Изменить размер шрифта - +

Грамотей добрался до берега, там была копна, ее накосил для своих коз староста Николай, грамотей приблизился к этой копне и упал рядом, совсем немного не попав в сено.

На следующее утро на солеварке стал давить густой раствор, ну и пошло. Пресные дни случались редко, и мне сделалось не до грамотея, с утра до вечера я катал соляную кадку и жарил на сковородке соль. Соли доставалось много, так что и матушка мне на солеварке помогала, а за Тощаном стала присматривать бабка Хвостова, старая женщина.

Хвост в обед приходил на соляной двор, чтобы выпросить соли и поболтать от скуки, рассказать, как там вообще все происходит, как овес, как капуста, как грамотей. Овес ничего, уже скоро молочный, капусту, как всегда, съели гусеницы, а грамотей жег. Я не понял, и Хвост стал рассказывать.

Грамотей, посидев пару дней на берегу реки, сделал себе отдых. Увидев мужиков, шедших корневать, он зазвал их к себе и выучил играть в буру. Проиграв для начала Павлуше Кошкину чернильницу и стеклянный шарик, он потом отыграл у него шарик и чернильницу обратно, а вдобавок еще кожаный кушак, шапку и в долг штаны.
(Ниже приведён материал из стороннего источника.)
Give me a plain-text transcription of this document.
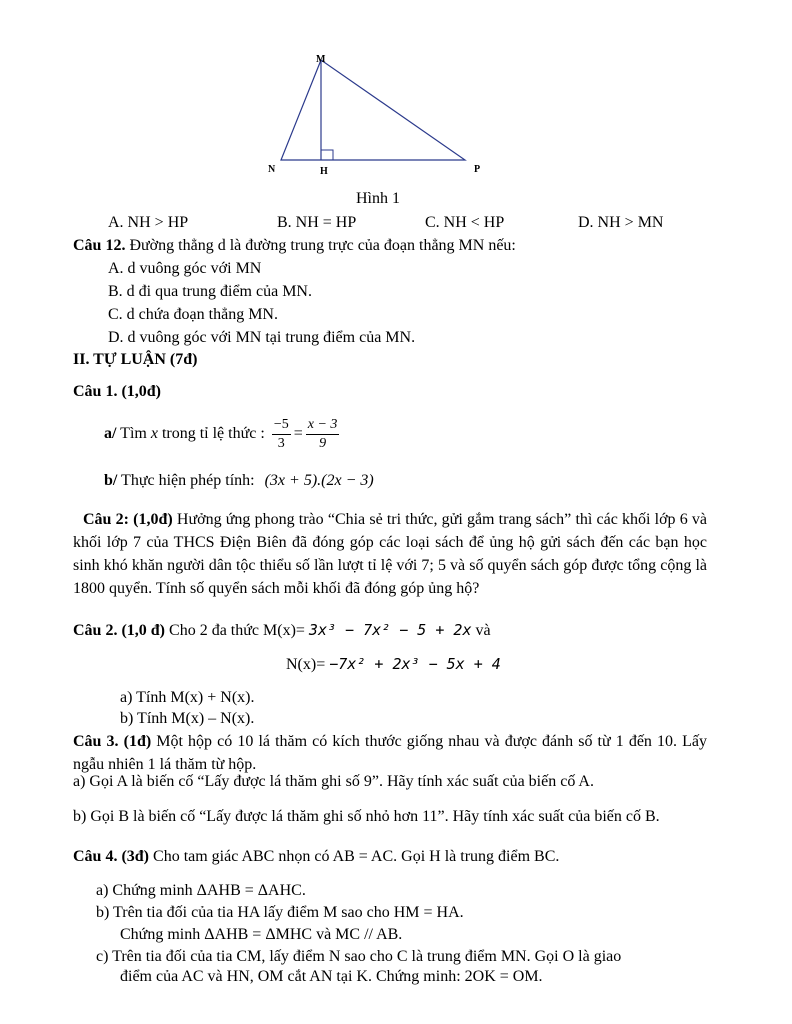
M
N	H	P
Hình 1
A. NH > HP	B. NH = HP	C. NH < HP	D. NH > MN
Câu 12. Đường thẳng d là đường trung trực của đoạn thẳng MN nếu:
A. d vuông góc với MN
B. d đi qua trung điểm của MN.
C. d chứa đoạn thẳng MN.
D. d vuông góc với MN tại trung điểm của MN.
II. TỰ LUẬN (7đ)
Câu 1. (1,0đ)
a/ Tìm x trong tỉ lệ thức : $\frac{-5}{3} = \frac{x - 3}{9}$
b/ Thực hiện phép tính: (3x + 5).(2x − 3)
Câu 2: (1,0đ) Hưởng ứng phong trào “Chia sẻ tri thức, gửi gắm trang sách” thì các khối lớp 6 và khối lớp 7 của THCS Điện Biên đã đóng góp các loại sách để ủng hộ gửi sách đến các bạn học sinh khó khăn người dân tộc thiểu số lần lượt tỉ lệ với 7; 5 và số quyển sách góp được tổng cộng là 1800 quyển. Tính số quyển sách mỗi khối đã đóng góp ủng hộ?
Câu 2. (1,0 đ) Cho 2 đa thức M(x)= 3x³ − 7x² − 5 + 2x và
N(x)= −7x² + 2x³ − 5x + 4
a) Tính M(x) + N(x).
b) Tính M(x) – N(x).
Câu 3. (1đ) Một hộp có 10 lá thăm có kích thước giống nhau và được đánh số từ 1 đến 10. Lấy ngẫu nhiên 1 lá thăm từ hộp.
a) Gọi A là biến cố “Lấy được lá thăm ghi số 9”. Hãy tính xác suất của biến cố A.
b) Gọi B là biến cố “Lấy được lá thăm ghi số nhỏ hơn 11”. Hãy tính xác suất của biến cố B.
Câu 4. (3đ) Cho tam giác ABC nhọn có AB = AC. Gọi H là trung điểm BC.
a) Chứng minh ΔAHB = ΔAHC.
b) Trên tia đối của tia HA lấy điểm M sao cho HM = HA.
Chứng minh ΔAHB = ΔMHC và MC // AB.
c) Trên tia đối của tia CM, lấy điểm N sao cho C là trung điểm MN. Gọi O là giao
điểm của AC và HN, OM cắt AN tại K. Chứng minh: 2OK = OM.
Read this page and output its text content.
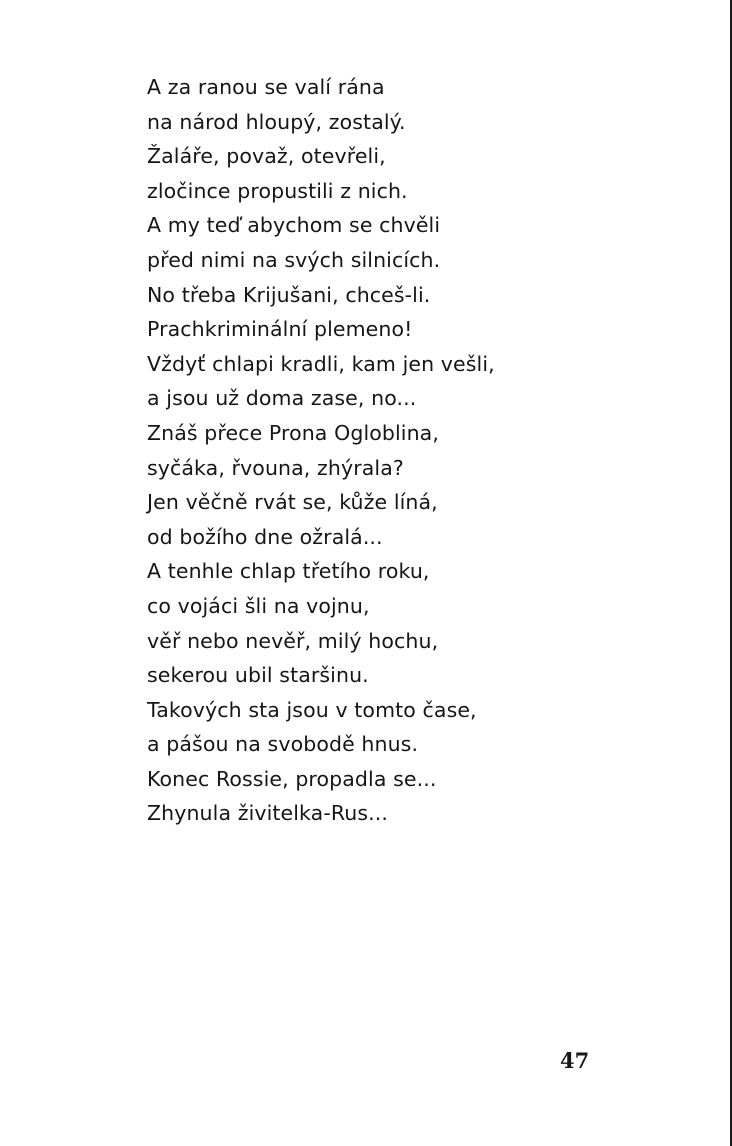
A za ranou se valí rána
na národ hloupý, zostalý.
Žaláře, považ, otevřeli,
zločince propustili z nich.
A my teď abychom se chvěli
před nimi na svých silnicích.
No třeba Krijušani, chceš-li.
Prachkriminální plemeno!
Vždyť chlapi kradli, kam jen vešli,
a jsou už doma zase, no...
Znáš přece Prona Ogloblina,
syčáka, řvouna, zhýrala?
Jen věčně rvát se, kůže líná,
od božího dne ožralá...
A tenhle chlap třetího roku,
co vojáci šli na vojnu,
věř nebo nevěř, milý hochu,
sekerou ubil staršinu.
Takových sta jsou v tomto čase,
a pášou na svobodě hnus.
Konec Rossie, propadla se...
Zhynula živitelka-Rus...
47
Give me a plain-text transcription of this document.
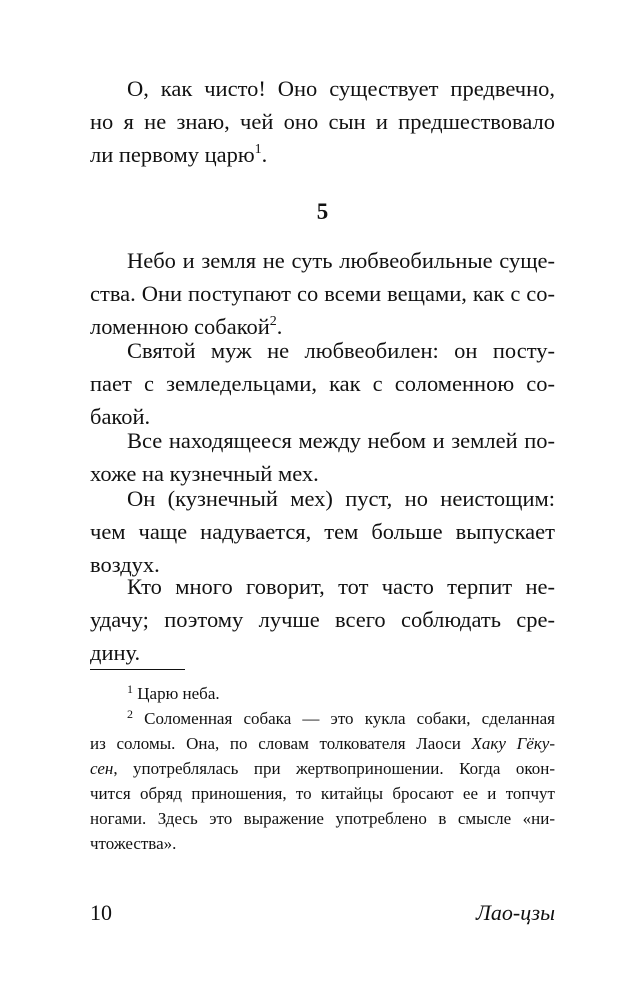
О, как чисто! Оно существует предвечно,
но я не знаю, чей оно сын и предшествовало
ли первому царю$^1$.
5
Небо и земля не суть любвеобильные суще-
ства. Они поступают со всеми вещами, как с со-
ломенною собакой$^2$.
Святой муж не любвеобилен: он посту-
пает с земледельцами, как с соломенною со-
бакой.
Все находящееся между небом и землей по-
хоже на кузнечный мех.
Он (кузнечный мех) пуст, но неистощим:
чем чаще надувается, тем больше выпускает
воздух.
Кто много говорит, тот часто терпит не-
удачу; поэтому лучше всего соблюдать сре-
дину.
$^1$ Царю неба.
$^2$ Соломенная собака — это кукла собаки, сделанная
из соломы. Она, по словам толкователя Лаоси Хаку Гёку-
сен, употреблялась при жертвоприношении. Когда окон-
чится обряд приношения, то китайцы бросают ее и топчут
ногами. Здесь это выражение употреблено в смысле «ни-
чтожества».
10	Лао-цзы
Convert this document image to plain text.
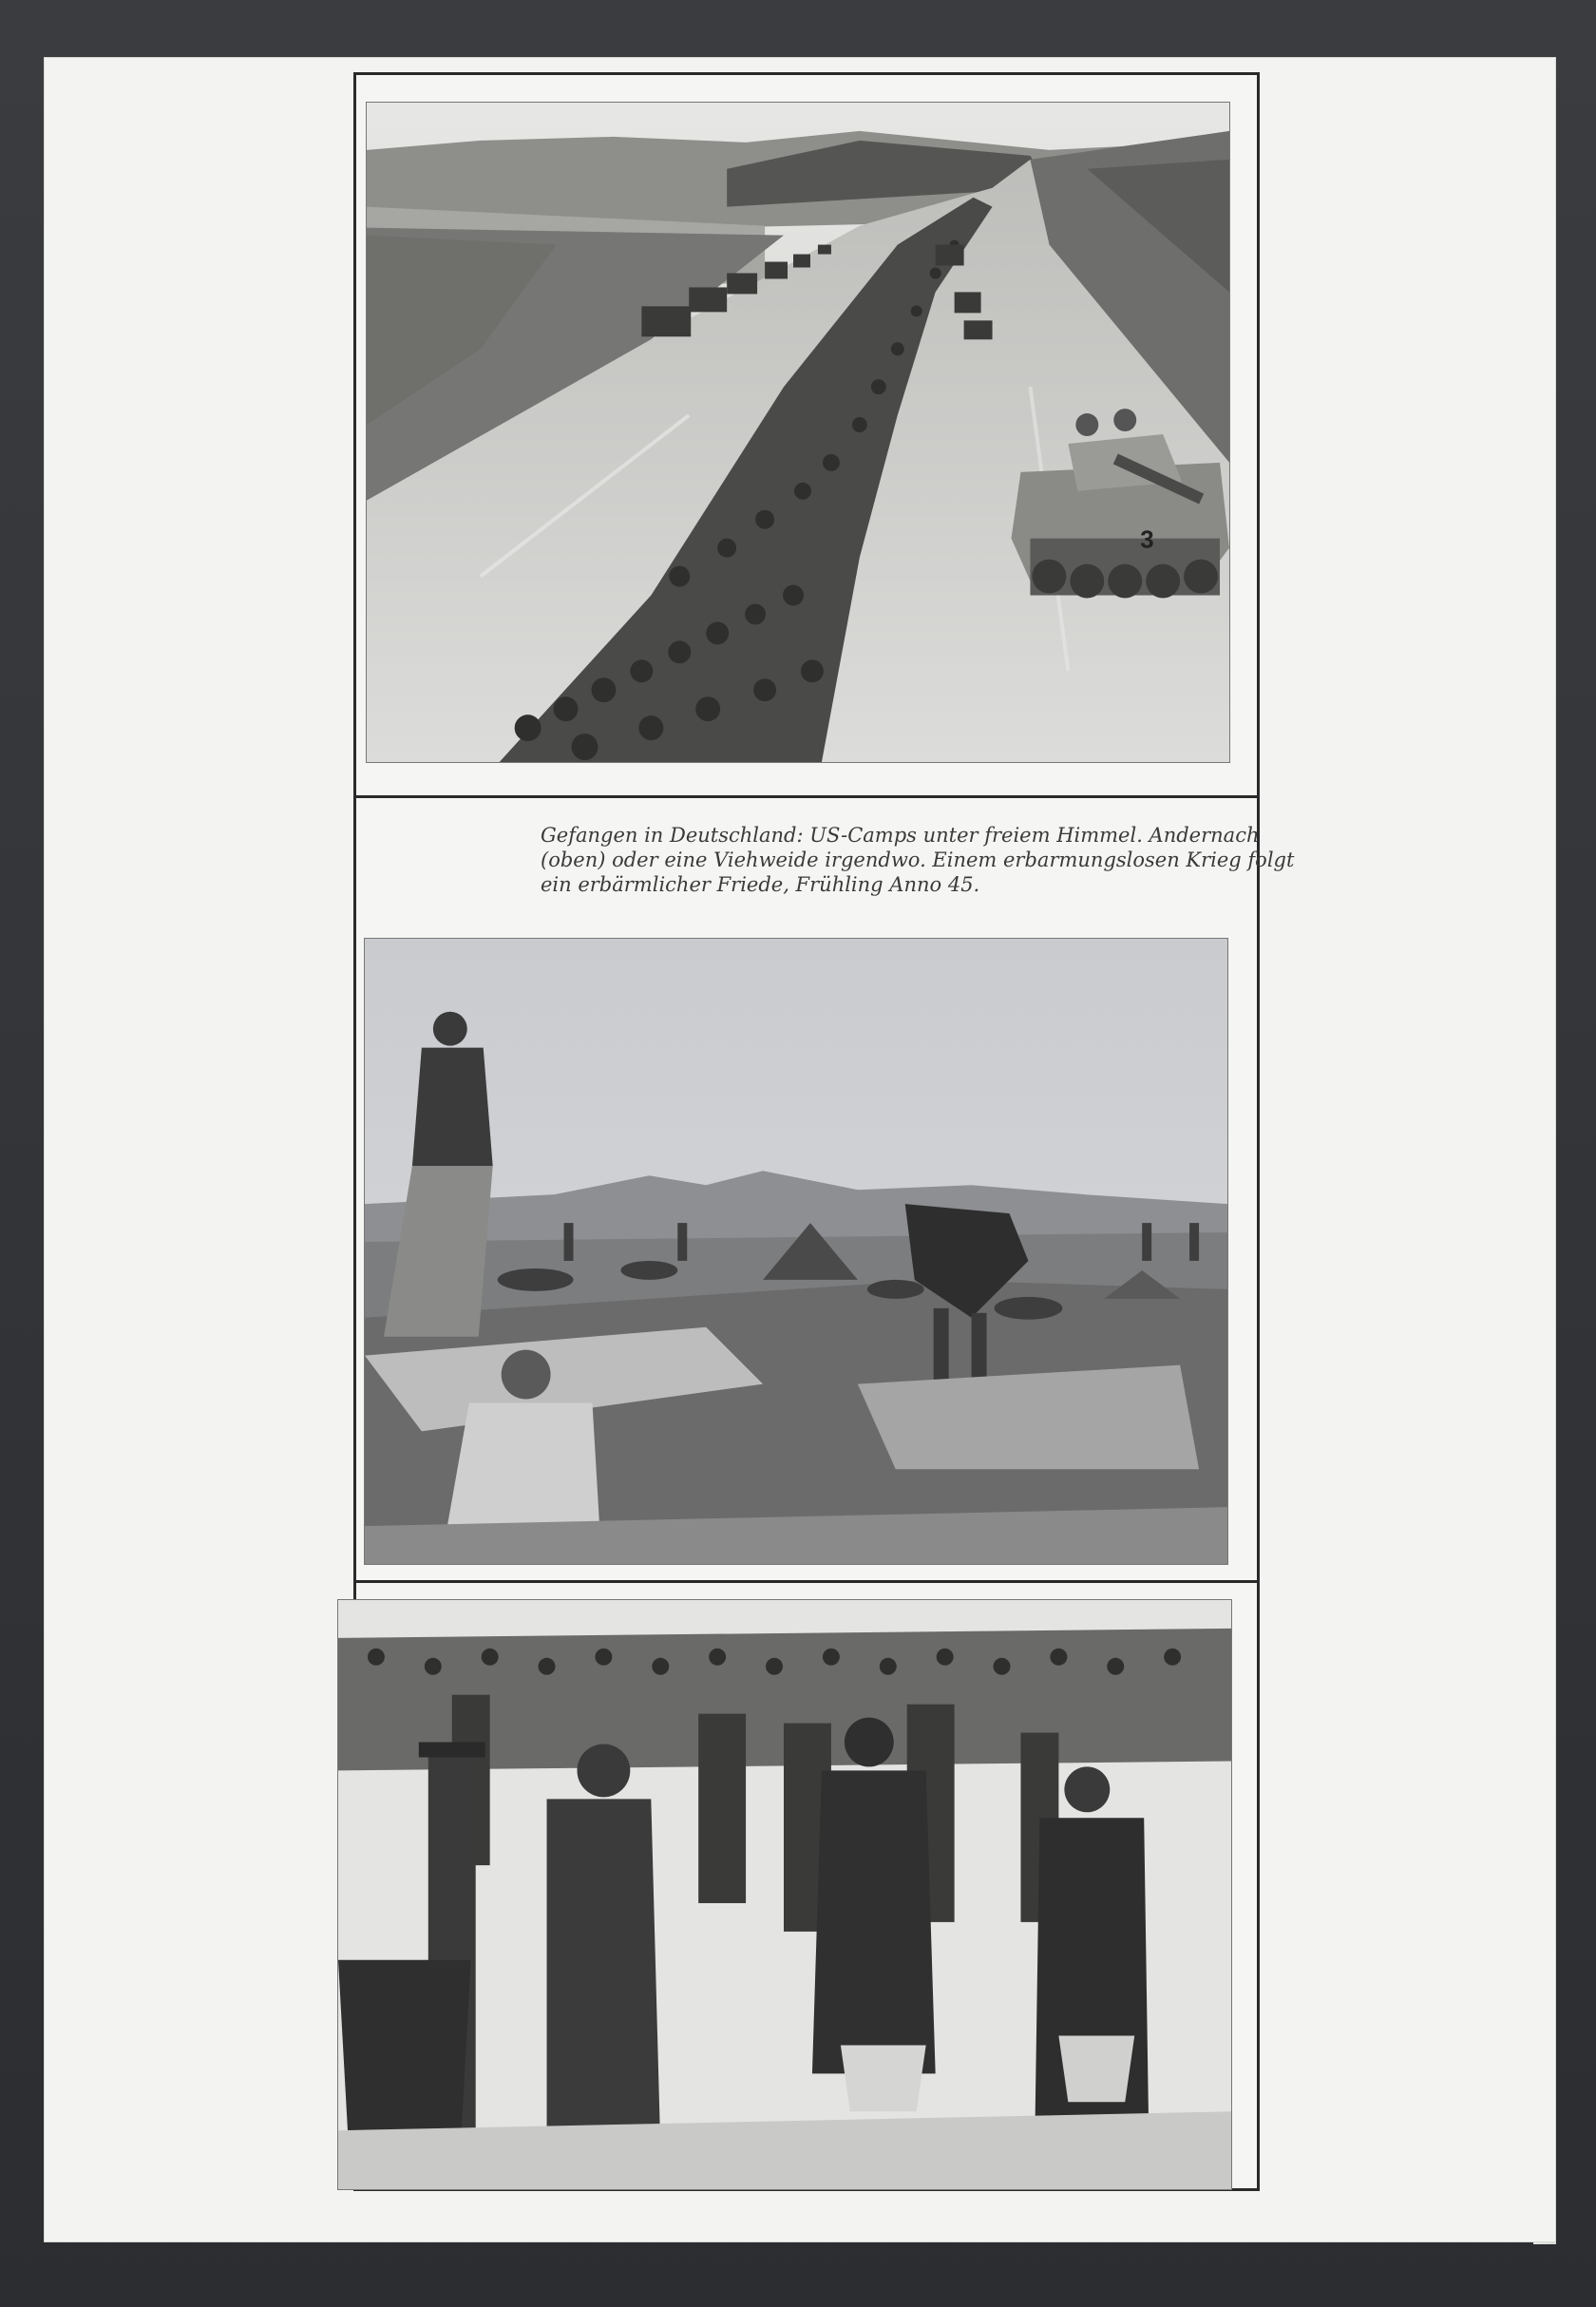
3
Gefangen in Deutschland: US-Camps unter freiem Himmel. Andernach
(oben) oder eine Viehweide irgendwo. Einem erbarmungslosen Krieg folgt
ein erbärmlicher Friede, Frühling Anno 45.
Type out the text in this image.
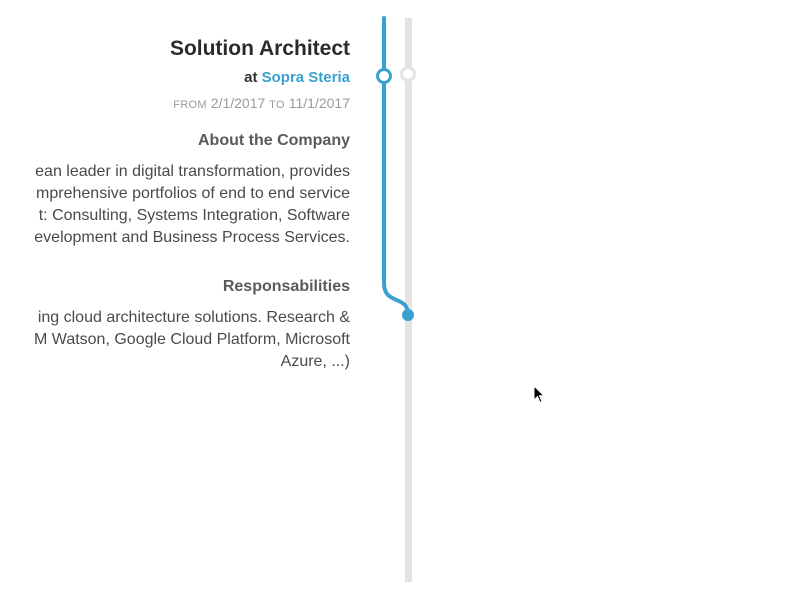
Solution Architect
at Sopra Steria
FROM 2/1/2017 TO 11/1/2017
About the Company
ean leader in digital transformation, provides
mprehensive portfolios of end to end service
t: Consulting, Systems Integration, Software
evelopment and Business Process Services.
Responsabilities
ing cloud architecture solutions. Research &
M Watson, Google Cloud Platform, Microsoft
Azure, ...)
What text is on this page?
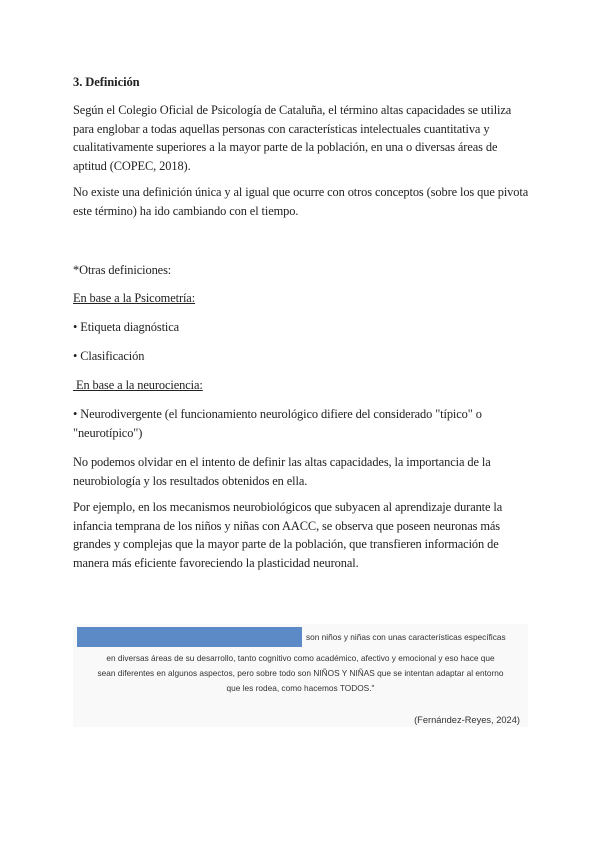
3. Definición

Según el Colegio Oficial de Psicología de Cataluña, el término altas capacidades se utiliza para englobar a todas aquellas personas con características intelectuales cuantitativa y cualitativamente superiores a la mayor parte de la población, en una o diversas áreas de aptitud (COPEC, 2018).

No existe una definición única y al igual que ocurre con otros conceptos (sobre los que pivota este término) ha ido cambiando con el tiempo.

*Otras definiciones:

En base a la Psicometría:

• Etiqueta diagnóstica

• Clasificación

En base a la neurociencia:

• Neurodivergente (el funcionamiento neurológico difiere del considerado "típico" o "neurotípico")

No podemos olvidar en el intento de definir las altas capacidades, la importancia de la neurobiología y los resultados obtenidos en ella.

Por ejemplo, en los mecanismos neurobiológicos que subyacen al aprendizaje durante la infancia temprana de los niños y niñas con AACC, se observa que poseen neuronas más grandes y complejas que la mayor parte de la población, que transfieren información de manera más eficiente favoreciendo la plasticidad neuronal.

son niños y niñas con unas características específicas

en diversas áreas de su desarrollo, tanto cognitivo como académico, afectivo y emocional y eso hace que

sean diferentes en algunos aspectos, pero sobre todo son NIÑOS Y NIÑAS que se intentan adaptar al entorno

que les rodea, como hacemos TODOS."

(Fernández-Reyes, 2024)
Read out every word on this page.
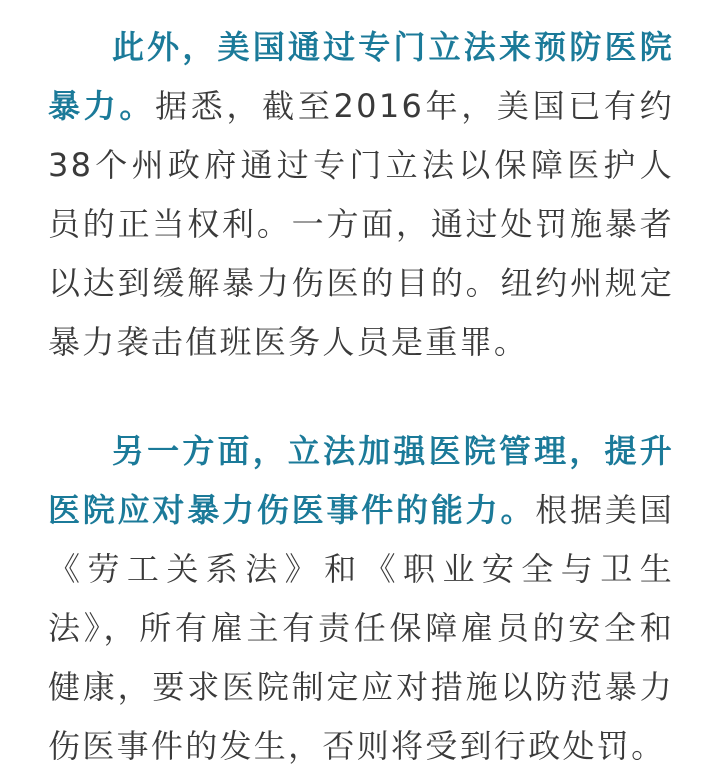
此外，美国通过专门立法来预防医院暴力。据悉，截至2016年，美国已有约38个州政府通过专门立法以保障医护人员的正当权利。一方面，通过处罚施暴者以达到缓解暴力伤医的目的。纽约州规定暴力袭击值班医务人员是重罪。

另一方面，立法加强医院管理，提升医院应对暴力伤医事件的能力。根据美国《劳工关系法》和《职业安全与卫生法》，所有雇主有责任保障雇员的安全和健康，要求医院制定应对措施以防范暴力伤医事件的发生，否则将受到行政处罚。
Остальные мужики проиграли штаны не в долг, чем чрезвычайно развеселили грамотея, он пришел в хорошее настроение, придумывал мужикам обидные прозвища и всячески веселился.

Староста Николай, пришедший посмотреть, почему мужики не работают, заразился азартом сам и в первый же день проиграл грамотею копну сена. А грамотей вечером эту копну сжег, смотрел на пламя и что-то писал в свои бумаги. Проигранные штаны и лапти грамотей, впрочем, мужикам вернул. От этого мужики грамотея зауважали еще больше, в нашей деревне никто никогда сено не жег.

Староста же немного озверел и всем мужикам строго запретил играть с грамотеем в буру, а самому ему велел не отвлекаться на разные досужие упражнения, а заниматься тем, зачем его позвали, – погоду отписывать. Грамотей сказал, что он и так каждый день этим занимается, то, что он не сидит и не пишет с утра до вечера, как истукан, не означает того, что он не работает. Потому что работает он всегда, и когда сидит, и когда идет, и когда ест, и когда пьет, и когда спит, он тоже работает. А художника обидеть может каждый, каждый чумазый, проходящий мимо, норовит кинуть в художника камень.

Но вообще, если уж совсем честно, август заканчивался, а толка от грамотея видно не было. Тучи собирались на другом берегу и щедро мочили лес и все чаще перебирались на нашу сторону. Дожди получались тяжелые, и овес под ними ложился в землю. Староста тревожился и требовал от грамотея наладить погоду.

Грамотей вроде бы старался. Он установил на берегу реки загородку от ветра и дождя и ходил в это укрытие каждое утро. В пресные дни я оставлял солеварку, и мы с Хвостом частенько подкрадывались к этой плетеной загородке, чтобы узнать, чем занимается грамотей, но занимался он всегда одним и тем же.

Спал.

Он делал это весьма ловко, так что и с близкого расстояния трудно различалось, спит он или нет. Грамотей придавал фигуре рабочее и задумчивое положение, на нос садил зеленые непроницаемые очки, так что о закрытости глаз судить тоже не получалось. И лишь безнаказанное кружение над ним злых осенних мух выдавало сон.

Когда к нему приближался кто-то из мужиков, грамотей тут же оживал и начинал писать, наклонять голову вбок и чесать щеку, мы же с Хвостовым умели подкрасться незаметно. Мстительный Хвост, помня об ударе костылем, заряжал рогатку шипучими жуками, забрасывал их спящему грамотею на шею, а потом мы наблюдали, как тот с криками катается по земле, стараясь этих жуков выловить. Или заряжал пулькострел тонкой проволокой и стрелял грамотею в ухо. Грамотей просыпался с воплем и бешено тер ухо, полагая, что его укусила гремучая оса. Или еще какое раздражение устраивал, в этом Хвост похож на Тощана, хотя и не болеет.

Впрочем, эти забавы происходили все реже и реже, осень совсем приблизилась, дожди почти не прекращались.